论文必备 - RT-DETR训练前一键扩充数据集，支持9种扩充方法，支持图像和标签同步扩充

前言

在网络模型训练前，大量的数据集是必备的。而对于一些特殊场景中的特殊目标，大量的数据集往往难以获取，无法满足模型训练的基本需求。本文提供了 9种数据增强方法 ，脚本可一键运行， 生成扩充后的图像以及对应的标签文件 。

一、数据扩充的重要性

在计算机视觉模型训练中，对自建数据集进行数据扩充主要有以下几个重要原因：

增加数据量
- 缓解数据稀缺问题
  在很多实际应用场景中，获取大量带有标注的高质量数据是非常困难的。而通过数据扩充技术，如旋转、翻转等操作，可以在原有少量数据的基础上生成更多的样本，让模型有更多的数据进行学习。
  对于一些新兴的研究领域或特定的小众应用，扩充数据能够在一定程度上弥补数据不足的缺陷，使得模型训练不至于因为数据太少而无法有效学习到数据中的特征和模式。
- 提升模型性能
  在有足够多的数据进行训练时，能够学习到更鲁棒的特征表示。更多的数据可以让模型更好地拟合复杂的决策边界。
增强模型的泛化能力
- 减少过拟合
  当模型在训练数据上学习得过于具体，对训练数据中的噪声和特殊情况也进行了记忆，就会出现过拟合现象。数据扩充通过引入数据的变化，增加了数据的多样性。
- 适应不同场景的变化
  实际的视觉数据在现实世界中会受到各种因素的影响，如光照变化、物体角度变化、遮挡等。
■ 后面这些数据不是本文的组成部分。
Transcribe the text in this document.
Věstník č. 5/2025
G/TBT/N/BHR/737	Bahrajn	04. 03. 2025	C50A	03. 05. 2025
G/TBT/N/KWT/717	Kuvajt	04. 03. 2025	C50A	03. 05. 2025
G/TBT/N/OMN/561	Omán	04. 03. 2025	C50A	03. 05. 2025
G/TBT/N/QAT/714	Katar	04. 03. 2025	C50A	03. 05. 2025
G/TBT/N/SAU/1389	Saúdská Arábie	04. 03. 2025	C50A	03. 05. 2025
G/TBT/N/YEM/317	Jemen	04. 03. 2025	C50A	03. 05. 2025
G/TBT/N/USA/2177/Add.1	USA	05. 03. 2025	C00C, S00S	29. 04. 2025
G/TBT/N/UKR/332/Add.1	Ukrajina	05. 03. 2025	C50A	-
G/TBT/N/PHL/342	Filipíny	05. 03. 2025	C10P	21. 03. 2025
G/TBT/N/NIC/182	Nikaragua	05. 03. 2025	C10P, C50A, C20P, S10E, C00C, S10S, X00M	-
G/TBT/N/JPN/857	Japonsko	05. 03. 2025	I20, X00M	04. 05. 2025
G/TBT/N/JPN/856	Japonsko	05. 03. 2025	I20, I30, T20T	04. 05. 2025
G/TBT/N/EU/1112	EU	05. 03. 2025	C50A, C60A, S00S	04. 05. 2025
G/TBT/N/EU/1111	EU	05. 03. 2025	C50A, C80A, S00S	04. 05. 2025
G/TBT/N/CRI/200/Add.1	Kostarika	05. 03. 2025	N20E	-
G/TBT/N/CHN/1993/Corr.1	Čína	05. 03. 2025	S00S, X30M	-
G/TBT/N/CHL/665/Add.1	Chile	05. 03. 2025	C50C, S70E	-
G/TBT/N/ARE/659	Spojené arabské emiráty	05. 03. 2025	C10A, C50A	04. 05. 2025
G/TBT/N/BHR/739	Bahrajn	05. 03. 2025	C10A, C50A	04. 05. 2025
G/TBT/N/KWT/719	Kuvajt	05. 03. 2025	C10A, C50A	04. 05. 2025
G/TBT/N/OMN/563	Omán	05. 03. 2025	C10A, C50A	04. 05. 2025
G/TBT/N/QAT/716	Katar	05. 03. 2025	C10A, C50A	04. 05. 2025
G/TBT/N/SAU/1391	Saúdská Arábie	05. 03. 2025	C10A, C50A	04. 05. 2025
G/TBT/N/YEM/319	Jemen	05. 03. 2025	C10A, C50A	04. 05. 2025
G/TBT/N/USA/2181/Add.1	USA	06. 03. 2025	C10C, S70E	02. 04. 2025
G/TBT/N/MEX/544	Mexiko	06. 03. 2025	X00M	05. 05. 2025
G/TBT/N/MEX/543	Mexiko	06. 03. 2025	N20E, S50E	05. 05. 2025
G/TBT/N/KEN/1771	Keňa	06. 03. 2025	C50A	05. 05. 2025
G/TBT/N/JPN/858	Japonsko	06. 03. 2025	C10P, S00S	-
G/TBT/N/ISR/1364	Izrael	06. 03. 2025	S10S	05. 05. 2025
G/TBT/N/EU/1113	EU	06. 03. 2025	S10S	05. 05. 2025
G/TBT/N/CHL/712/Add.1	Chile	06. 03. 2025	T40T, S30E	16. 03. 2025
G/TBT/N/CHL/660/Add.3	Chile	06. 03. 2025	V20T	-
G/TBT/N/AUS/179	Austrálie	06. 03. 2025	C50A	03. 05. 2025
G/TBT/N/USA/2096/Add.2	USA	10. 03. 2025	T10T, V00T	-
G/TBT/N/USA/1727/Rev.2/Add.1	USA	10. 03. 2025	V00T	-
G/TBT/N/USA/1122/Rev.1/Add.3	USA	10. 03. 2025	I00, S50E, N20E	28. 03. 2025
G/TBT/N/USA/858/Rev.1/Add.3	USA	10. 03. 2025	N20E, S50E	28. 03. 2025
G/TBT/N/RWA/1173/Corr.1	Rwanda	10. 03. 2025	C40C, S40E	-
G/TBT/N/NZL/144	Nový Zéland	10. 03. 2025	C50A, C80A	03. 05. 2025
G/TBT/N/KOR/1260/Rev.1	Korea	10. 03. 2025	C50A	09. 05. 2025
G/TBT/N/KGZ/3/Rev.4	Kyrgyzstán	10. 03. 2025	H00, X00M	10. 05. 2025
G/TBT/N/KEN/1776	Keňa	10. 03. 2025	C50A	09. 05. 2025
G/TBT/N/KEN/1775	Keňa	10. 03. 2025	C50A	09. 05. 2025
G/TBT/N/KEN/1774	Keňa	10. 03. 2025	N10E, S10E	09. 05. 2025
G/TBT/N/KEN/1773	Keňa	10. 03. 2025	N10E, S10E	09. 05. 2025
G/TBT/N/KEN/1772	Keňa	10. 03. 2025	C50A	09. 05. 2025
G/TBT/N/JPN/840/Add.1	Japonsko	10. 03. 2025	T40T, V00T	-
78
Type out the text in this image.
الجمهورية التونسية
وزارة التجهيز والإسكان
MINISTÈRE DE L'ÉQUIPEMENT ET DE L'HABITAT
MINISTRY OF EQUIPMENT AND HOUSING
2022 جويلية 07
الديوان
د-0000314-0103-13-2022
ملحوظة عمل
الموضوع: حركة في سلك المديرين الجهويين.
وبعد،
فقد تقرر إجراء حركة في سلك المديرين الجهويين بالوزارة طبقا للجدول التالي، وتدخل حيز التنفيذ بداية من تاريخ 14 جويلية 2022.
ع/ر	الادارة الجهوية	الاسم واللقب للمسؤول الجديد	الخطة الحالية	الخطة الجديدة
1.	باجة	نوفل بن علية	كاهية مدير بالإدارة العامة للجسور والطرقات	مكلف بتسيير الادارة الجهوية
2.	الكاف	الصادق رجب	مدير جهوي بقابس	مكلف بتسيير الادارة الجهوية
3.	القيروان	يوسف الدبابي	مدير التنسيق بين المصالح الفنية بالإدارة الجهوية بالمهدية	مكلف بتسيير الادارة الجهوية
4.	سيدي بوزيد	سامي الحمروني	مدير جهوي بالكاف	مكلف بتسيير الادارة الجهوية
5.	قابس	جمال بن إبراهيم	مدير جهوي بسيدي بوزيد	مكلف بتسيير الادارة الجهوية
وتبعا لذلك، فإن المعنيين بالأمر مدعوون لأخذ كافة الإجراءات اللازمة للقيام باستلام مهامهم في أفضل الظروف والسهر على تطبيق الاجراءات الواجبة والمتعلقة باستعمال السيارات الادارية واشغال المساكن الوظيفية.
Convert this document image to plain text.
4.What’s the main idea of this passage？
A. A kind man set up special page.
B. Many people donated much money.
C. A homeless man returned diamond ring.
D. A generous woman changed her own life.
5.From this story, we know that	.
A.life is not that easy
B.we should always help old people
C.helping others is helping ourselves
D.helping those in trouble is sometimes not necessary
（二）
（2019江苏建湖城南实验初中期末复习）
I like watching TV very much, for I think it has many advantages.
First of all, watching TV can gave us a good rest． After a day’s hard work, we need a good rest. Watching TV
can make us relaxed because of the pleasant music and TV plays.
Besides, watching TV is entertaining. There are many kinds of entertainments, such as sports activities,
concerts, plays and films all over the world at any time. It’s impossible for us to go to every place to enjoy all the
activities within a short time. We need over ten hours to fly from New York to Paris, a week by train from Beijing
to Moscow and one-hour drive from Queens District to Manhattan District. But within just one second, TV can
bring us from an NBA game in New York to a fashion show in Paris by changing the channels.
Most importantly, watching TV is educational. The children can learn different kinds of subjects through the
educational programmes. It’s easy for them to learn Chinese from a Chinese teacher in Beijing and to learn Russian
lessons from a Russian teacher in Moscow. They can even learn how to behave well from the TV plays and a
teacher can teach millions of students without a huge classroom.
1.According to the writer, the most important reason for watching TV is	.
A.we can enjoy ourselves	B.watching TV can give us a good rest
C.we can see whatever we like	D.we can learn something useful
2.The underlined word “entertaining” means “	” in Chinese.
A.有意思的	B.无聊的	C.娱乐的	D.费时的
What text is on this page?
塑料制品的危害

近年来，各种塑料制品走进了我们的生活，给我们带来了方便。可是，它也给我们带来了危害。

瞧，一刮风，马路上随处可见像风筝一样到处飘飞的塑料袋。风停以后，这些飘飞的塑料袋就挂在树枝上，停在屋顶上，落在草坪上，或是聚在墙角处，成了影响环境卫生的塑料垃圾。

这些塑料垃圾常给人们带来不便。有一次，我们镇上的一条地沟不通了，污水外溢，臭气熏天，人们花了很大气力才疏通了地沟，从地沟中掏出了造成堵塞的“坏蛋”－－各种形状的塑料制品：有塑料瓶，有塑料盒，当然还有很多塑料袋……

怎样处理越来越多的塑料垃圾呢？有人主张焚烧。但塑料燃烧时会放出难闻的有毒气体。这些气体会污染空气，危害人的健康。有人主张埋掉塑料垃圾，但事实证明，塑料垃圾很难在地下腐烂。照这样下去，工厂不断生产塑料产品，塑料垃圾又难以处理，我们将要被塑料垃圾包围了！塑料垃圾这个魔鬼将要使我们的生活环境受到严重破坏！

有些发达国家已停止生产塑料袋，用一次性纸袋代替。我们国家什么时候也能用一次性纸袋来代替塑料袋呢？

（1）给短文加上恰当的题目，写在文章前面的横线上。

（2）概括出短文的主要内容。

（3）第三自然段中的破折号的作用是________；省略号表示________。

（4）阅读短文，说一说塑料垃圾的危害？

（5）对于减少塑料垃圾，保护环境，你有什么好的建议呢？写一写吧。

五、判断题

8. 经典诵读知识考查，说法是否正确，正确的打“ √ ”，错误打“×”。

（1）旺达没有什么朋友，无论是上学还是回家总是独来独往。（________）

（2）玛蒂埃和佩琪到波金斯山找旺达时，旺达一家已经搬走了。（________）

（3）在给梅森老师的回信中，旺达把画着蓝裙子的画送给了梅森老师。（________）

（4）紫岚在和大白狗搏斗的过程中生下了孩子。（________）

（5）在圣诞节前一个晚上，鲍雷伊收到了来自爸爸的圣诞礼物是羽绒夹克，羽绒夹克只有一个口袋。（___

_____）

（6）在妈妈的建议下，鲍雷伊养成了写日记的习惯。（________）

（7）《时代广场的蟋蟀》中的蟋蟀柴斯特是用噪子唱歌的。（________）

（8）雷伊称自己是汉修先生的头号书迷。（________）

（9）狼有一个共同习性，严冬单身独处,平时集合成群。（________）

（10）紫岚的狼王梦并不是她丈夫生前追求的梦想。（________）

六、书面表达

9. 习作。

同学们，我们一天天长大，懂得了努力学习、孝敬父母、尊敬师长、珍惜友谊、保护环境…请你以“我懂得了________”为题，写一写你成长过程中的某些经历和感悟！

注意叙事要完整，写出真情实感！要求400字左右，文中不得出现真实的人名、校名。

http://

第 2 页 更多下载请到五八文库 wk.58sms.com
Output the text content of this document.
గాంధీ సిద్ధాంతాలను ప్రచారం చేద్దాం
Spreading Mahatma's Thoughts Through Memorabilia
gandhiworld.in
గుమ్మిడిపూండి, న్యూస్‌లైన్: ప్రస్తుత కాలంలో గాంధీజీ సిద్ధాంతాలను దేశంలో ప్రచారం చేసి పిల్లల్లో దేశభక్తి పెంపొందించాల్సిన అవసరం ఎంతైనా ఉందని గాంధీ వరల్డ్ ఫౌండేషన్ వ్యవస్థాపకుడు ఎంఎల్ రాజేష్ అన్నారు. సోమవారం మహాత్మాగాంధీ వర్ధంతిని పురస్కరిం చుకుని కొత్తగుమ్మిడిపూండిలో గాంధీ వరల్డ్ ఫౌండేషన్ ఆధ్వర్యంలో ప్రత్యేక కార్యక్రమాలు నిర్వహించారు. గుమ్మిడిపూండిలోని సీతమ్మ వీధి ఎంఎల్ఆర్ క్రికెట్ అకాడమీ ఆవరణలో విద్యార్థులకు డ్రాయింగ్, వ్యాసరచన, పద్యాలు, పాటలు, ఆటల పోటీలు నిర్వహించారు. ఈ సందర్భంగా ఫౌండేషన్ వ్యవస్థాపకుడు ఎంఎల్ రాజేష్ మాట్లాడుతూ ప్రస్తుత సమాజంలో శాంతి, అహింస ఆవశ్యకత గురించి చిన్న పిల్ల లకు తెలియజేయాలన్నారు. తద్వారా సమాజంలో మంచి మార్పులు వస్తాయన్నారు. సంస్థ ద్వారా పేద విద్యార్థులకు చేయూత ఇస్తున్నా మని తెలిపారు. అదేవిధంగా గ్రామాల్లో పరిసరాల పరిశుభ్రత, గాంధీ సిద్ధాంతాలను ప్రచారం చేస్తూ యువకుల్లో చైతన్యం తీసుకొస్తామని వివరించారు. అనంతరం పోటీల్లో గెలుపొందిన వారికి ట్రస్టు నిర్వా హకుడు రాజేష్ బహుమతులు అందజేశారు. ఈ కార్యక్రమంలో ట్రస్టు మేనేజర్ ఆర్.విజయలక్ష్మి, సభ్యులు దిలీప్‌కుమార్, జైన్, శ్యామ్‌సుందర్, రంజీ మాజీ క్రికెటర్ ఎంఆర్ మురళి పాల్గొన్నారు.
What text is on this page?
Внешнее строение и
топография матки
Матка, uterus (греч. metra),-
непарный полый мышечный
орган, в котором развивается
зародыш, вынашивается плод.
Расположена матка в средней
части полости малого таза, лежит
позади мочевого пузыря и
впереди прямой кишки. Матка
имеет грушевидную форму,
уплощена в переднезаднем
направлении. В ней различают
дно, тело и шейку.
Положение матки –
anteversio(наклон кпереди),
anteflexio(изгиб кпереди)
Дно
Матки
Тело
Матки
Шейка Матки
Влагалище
通过数据扩充技术可以模拟这些变化。

二、9种增强方法实现脚本

完整代码如下：

# -*- coding: utf-8 -*-
"""
Created on 2023-04-01 9:08
@author: Fan yi ming
Func: 对于目标检测的数据增强[YOLO]（特点是数据增强后标签也要更改）
review：常用的数据增强方式；
        1.翻转：左右和上下翻转，随机翻转
        2.随机裁剪，图像缩放
        3.改变色调
        4.添加噪声
注意： boxes的标签和坐标一个是int，一个是float，存放的时候要注意处理方式。
参考：https://github.com/REN-HT/Data-Augmentation/blob/main/data_augmentation.py
"""
import torch
from PIL import Image
from PIL import ImageDraw
from PIL import ImageFile
ImageFile.LOAD_TRUNCATED_IMAGES = True
from torchvision import transforms
import numpy as np
import matplotlib.pyplot as plt
import os
import random
random.seed(0)

class DataAugmentationOnDetection:
    def __init__(self):
        super(DataAugmentationOnDetection, self).__init__()
 
    def resize_keep_ratio(self, image, boxes, target_size):
        old_size = image.size[0:2] 
        ratio = min(float(target_size) / (old_size[i]) for i in range(len(old_size))) 
        new_size = tuple([int(i * ratio) for i in old_size]) 
        return image.resize(new_size, Image.BILINEAR), boxes
 
    def resizeDown_keep_ratio(self, image, boxes, target_size):
        old_size = image.size[0:2] 
        ratio = min(float(target_size) / (old_size[i]) for i in range(len(old_size)))
        ratio = min(ratio, 1)
        new_size = tuple([int(i * ratio) for i in old_size])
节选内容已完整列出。